A patent is a government grant that gives you, the inventor, the right to keep others from making, using or selling your inventions. You could think of a patent as a contract between you and the government that protects your rights as an inventor. In return for this protection you give the government a complete description of your invention. 

Patents are vital resources for businesses, researchers, inventors, academics, and others who need to keep abreast of developments in their fields.

Patents are also an important means of sharing know-how, because each patent document describes a new aspect of a technology in clear and specific terms and is available for anyone to consult.

Source: Canadian Intellectual Property Office

Why Search for Patents?

There are some very good reasons to search patents:

  • patents can contain a wealth of specific technical data and drawings
  • 80% of patent information is not published anywhere else!
  • patents and patent applications are usually published before journal articles

But remember...

  • all patent applications are published (even silly ones!)
  • patents are NOT peer-reviewed, they are "examined", the claims made in patents are just that
  • so the processes or procedures claimed in a patent do not necessarily have to "work" for a patent to be granted
  • the language and vocabulary used in patent documents can be obscure - therefore keyword searching for patents is not always useful (for example - this is the patent for the iPad)

Google Patents

Google Patents includes over 87 million patent publications from 17 patent offices around the world, as well as many technical documents and books indexed in Google Scholar and Google Books.


Excellent coverage of the chemical patent literature

European Patent Office (EPO) Database Espacenet

Espacenet offers free access to more than 70 million patent documents worldwide (70+ countries including Canada and the U.S.), containing information about inventions and technical developments from 1836 to today, updated weekly. Often considered the best place to start a patent search.

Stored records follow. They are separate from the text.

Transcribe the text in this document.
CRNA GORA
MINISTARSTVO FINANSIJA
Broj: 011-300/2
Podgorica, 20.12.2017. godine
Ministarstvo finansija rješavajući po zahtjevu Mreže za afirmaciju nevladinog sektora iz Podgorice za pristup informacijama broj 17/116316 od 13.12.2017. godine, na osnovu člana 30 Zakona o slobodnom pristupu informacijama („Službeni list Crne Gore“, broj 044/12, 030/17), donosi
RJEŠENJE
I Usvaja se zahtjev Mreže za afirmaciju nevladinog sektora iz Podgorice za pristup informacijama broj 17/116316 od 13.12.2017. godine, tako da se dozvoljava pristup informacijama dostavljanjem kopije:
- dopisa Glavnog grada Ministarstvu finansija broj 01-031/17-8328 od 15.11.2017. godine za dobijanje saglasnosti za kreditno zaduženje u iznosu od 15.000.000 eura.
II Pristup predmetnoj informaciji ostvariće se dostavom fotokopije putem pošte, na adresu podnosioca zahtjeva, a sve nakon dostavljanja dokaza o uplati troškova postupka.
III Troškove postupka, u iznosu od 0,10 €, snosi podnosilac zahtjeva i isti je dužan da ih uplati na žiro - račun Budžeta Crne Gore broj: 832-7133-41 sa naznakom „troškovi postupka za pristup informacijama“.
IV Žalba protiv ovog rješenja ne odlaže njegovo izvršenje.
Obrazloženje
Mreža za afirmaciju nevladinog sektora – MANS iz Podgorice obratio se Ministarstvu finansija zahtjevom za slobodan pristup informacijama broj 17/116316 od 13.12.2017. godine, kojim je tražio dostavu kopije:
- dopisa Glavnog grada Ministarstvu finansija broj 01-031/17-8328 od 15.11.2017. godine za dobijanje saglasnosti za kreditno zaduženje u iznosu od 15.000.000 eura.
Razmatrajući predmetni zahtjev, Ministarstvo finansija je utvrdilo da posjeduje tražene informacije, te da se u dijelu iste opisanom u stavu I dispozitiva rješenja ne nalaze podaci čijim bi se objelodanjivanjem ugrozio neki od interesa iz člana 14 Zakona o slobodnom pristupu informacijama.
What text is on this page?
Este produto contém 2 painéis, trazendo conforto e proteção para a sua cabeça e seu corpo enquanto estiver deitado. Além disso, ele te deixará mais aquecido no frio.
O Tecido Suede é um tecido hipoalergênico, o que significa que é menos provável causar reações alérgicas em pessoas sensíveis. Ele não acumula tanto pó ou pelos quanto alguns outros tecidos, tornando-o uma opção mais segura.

  • See this video for an introduction to searching in Espacenet

United States Patent and Trademark Office (USPTO) - Search for Patents

The USPTO houses full text for patents issued in the U.S. from 1976 to the present and TIFF images for all patents from 1790 to the present. (You can install a free TIFF reader that is designed in part for reading U.S. patent office files).

Canadian Intellectual Property Office (CIPO)

The Canadian Patent Database lets you access over 75 years of patent descriptions and images. You can search, retrieve and study more than 2,000,000 Canadian patent documents.